ETD

• computational chemistry
• fatty acid photodecarboxylase
• photoenzymes
• QM/MM

Photoenzymes constitute a rare class of biocatalysts that utilize light to trigger chemical transformations under mild conditions. Among them, the fatty acid photodecarboxylase from Chlorella variabilis (CvFAP) has emerged as a paradigm of light-driven, redox-neutral decarboxylation of free fatty acids into C1-shortened alkanes and alkenes. This reaction proceeds with high efficiency through radical intermediates, following visible-light excitation of the flavin adenine dinucleotide (FAD) cofactor. Beyond its native role in hydrocarbon formation, recent experimental advances have demonstrated that engineered variants of CvFAP can be repurposed into radical photocyclases (RAPs), enabling stereoselective C–C bond formation via intramolecular radical cyclization.

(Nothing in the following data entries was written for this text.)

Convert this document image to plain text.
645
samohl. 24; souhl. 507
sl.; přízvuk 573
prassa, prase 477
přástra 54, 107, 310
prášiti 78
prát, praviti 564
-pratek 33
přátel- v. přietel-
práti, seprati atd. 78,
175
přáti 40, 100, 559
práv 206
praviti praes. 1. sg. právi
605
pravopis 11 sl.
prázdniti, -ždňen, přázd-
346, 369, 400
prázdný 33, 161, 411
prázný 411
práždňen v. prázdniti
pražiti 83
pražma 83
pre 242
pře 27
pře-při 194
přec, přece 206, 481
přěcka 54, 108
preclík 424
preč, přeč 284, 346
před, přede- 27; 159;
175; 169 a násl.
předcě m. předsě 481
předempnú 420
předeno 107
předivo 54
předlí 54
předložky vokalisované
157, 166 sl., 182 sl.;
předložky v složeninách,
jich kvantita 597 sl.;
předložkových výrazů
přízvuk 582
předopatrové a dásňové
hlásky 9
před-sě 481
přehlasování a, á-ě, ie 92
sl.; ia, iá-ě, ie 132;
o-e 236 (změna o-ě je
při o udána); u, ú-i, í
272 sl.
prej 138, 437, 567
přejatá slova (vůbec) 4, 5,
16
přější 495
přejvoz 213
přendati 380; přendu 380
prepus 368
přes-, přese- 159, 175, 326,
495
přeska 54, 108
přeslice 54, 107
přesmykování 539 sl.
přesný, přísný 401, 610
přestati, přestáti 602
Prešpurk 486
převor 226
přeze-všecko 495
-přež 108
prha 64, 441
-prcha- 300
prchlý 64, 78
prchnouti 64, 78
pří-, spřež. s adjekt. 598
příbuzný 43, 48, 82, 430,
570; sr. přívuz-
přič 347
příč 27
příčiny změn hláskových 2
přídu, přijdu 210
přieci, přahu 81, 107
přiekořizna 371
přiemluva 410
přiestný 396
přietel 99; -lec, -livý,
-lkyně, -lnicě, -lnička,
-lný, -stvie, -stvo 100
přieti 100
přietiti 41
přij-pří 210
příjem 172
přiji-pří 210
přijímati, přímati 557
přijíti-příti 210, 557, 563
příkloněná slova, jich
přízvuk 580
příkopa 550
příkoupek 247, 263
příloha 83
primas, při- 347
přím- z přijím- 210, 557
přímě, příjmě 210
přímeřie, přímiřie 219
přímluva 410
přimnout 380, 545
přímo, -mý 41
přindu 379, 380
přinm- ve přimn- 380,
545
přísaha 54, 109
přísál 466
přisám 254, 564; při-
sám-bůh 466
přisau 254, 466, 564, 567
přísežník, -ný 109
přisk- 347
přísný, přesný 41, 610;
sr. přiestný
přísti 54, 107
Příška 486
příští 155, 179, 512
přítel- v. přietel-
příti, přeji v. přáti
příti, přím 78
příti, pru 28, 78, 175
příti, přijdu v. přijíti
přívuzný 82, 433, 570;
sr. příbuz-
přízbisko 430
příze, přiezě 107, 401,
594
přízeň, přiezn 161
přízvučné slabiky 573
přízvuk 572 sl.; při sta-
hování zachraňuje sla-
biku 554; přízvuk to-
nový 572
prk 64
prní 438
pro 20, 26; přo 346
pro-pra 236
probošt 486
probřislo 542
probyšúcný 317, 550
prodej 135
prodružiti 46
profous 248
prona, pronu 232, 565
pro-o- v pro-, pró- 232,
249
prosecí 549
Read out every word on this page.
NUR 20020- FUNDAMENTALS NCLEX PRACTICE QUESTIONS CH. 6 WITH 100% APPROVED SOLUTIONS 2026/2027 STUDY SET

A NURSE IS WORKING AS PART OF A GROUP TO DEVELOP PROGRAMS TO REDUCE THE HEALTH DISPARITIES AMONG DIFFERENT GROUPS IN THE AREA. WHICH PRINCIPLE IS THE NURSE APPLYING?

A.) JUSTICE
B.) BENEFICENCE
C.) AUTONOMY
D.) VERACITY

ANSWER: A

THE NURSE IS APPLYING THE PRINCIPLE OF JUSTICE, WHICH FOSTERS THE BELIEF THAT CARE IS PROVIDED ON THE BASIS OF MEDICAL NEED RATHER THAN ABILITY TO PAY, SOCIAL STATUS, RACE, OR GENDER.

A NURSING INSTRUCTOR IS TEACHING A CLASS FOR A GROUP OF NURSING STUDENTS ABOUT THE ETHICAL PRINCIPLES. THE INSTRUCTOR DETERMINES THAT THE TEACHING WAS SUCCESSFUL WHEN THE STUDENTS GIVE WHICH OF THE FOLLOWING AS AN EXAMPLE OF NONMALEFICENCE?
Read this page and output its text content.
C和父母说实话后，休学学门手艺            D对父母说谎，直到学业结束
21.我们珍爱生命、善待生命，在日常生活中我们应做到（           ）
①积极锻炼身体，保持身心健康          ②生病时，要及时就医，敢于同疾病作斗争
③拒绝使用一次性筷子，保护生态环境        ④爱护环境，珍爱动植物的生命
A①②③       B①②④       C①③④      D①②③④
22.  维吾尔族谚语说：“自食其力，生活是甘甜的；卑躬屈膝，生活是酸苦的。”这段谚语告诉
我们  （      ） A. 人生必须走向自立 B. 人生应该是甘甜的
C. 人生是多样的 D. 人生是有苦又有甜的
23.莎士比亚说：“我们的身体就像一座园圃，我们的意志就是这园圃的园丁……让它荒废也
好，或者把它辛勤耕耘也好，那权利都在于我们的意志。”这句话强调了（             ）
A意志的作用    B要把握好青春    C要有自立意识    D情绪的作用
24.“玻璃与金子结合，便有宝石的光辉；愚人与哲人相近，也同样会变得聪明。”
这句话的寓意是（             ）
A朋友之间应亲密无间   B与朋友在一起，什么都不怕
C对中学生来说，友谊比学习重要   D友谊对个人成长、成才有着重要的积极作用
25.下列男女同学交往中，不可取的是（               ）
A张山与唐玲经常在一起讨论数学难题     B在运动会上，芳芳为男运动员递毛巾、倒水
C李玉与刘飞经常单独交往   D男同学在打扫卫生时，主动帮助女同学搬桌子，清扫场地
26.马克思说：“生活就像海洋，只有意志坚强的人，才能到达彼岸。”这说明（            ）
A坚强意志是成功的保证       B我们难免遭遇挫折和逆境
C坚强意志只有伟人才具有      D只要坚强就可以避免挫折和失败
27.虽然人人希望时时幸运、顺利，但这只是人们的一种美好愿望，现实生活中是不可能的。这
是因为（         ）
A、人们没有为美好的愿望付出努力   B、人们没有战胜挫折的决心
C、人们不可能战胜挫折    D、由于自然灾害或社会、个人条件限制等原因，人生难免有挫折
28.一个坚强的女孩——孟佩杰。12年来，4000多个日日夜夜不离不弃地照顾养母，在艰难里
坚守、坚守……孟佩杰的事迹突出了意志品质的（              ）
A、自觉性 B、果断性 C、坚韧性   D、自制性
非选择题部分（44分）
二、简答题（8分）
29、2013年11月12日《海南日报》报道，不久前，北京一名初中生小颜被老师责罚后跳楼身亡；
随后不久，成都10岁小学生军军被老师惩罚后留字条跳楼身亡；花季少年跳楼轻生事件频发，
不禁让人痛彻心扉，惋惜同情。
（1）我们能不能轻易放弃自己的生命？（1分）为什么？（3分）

This thesis investigates the mechanism behind radical cyclization catalyzed by an engineered CvFAP variant. The main goals are: i) to characterize substrate conformational flexibility in the active site, ii) to identify geometries enabling productive cyclization, iii) to map the electronic energy landscape of the radical intermediate, and iv) to estimate forward electron transfer rates. To achieve these goals, a multiscale computational strategy was applied, combining extensive molecular dynamics (MD) simulations with quantum mechanics/molecular mechanics (QM/MM) calculations.